The Oracle reports that Russia leads 10 country coalition members that are in alliance with OPEC. And the country has been the biggest producer in the OPEC+ alliance, but its trade with advanced economies of the world has been severely constrained and its petroleum commodities are about to be dumped by traditional customers in the EU.
OPEC has stridently resisted calls by the United States and the International Energy Agency to pump more oil to cool prices after America and Europe slammed Russia for invading of Ukraine.
Already, Russia is suffering serious difficulties with selling its oil in the international market as sanctions make financial transactions very difficult.

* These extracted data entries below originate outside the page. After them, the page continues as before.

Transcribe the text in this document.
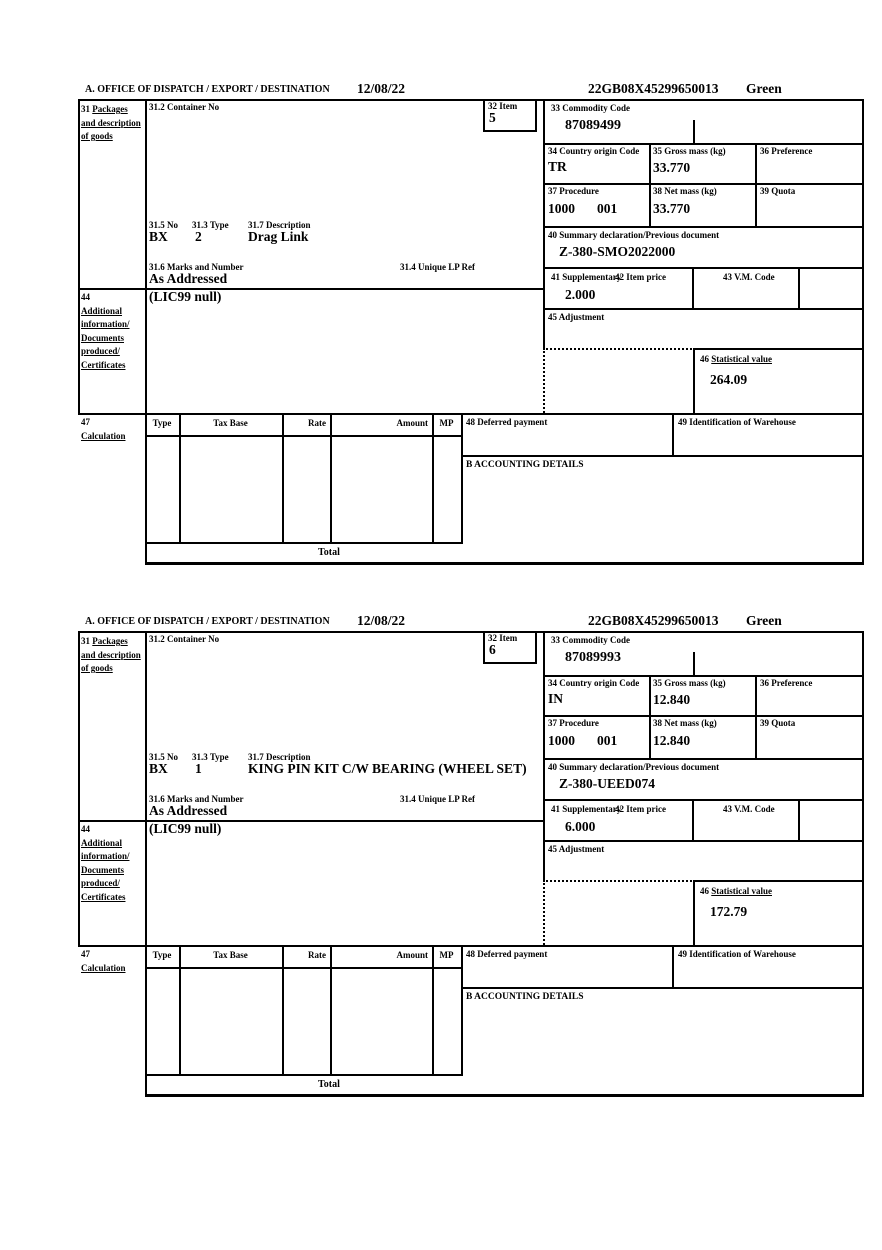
A. OFFICE OF DISPATCH / EXPORT / DESTINATION 12/08/22	22GB08X45299650013 Green
31 Packages and description of goods
44
Additional information/ Documents produced/ Certificates
47
Calculation
31.2 Container No	32 Item
5
31.5 No 31.3 Type 31.7 Description
BX 2	Drag Link
31.6 Marks and Number	31.4 Unique LP Ref
As Addressed
(LIC99 null)
33 Commodity Code
87089499
34 Country origin Code
TR
35 Gross mass (kg)
33.770
36 Preference
37 Procedure
1000 001
38 Net mass (kg)
33.770
39 Quota
40 Summary declaration/Previous document
Z-380-SMO2022000
41 Supplementary
2.000
42 Item price	43 V.M. Code
45 Adjustment
46 Statistical value
264.09
Type	Tax Base	Rate	Amount	MP	48 Deferred payment	49 Identification of Warehouse
B ACCOUNTING DETAILS
Total
A. OFFICE OF DISPATCH / EXPORT / DESTINATION 12/08/22	22GB08X45299650013 Green
31 Packages and description of goods
44
Additional information/ Documents produced/ Certificates
47
Calculation
31.2 Container No	32 Item
6
31.5 No 31.3 Type 31.7 Description
BX 1	KING PIN KIT C/W BEARING (WHEEL SET)
31.6 Marks and Number	31.4 Unique LP Ref
As Addressed
(LIC99 null)
33 Commodity Code
87089993
34 Country origin Code
IN
35 Gross mass (kg)
12.840
36 Preference
37 Procedure
1000 001
38 Net mass (kg)
12.840
39 Quota
40 Summary declaration/Previous document
Z-380-UEED074
41 Supplementary
6.000
42 Item price	43 V.M. Code
45 Adjustment
46 Statistical value
172.79
Type	Tax Base	Rate	Amount	MP	48 Deferred payment	49 Identification of Warehouse
B ACCOUNTING DETAILS
Total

And inclusion of oil and gas in the list of sanctions would come with compliance obligation on international traders and financiers.
Market sources said that major global trading houses are planning to reduce crude and fuel purchases from Russia’s state-controlled oil companies as early as May 15 to avoid falling foul of European Union sanctions on Russia.
Secretary General of OPEC, Dr Mohammed Barkindo, had in Texas, the United States, declared that the organization could not accept responsibility in filling any supply gaps that might arise from trade sanctions on Russia.
He reiterated in a recent address in response to call s for more output that it would be nearly impossible to replace the magnitude of volumes sanctions would take from the market.
“We could potentially see the loss of more than 7 million barrels per day (bpd) of Russian oil and other liquids exports, resulting from current and future sanctions or other voluntary actions,” Dr Barkindo declared.
According to Dr Barkindo who currently coordinates the activities of OPEC+, the total spare production capacity of OPEC and its allies would not be enough to displace over 11 million barrels per day currently supplied the market from Russia.
He also said that geopolitical issues fuelling oil price jumps are “non-fundamental factors” that are beyond the purview of OPEC to control.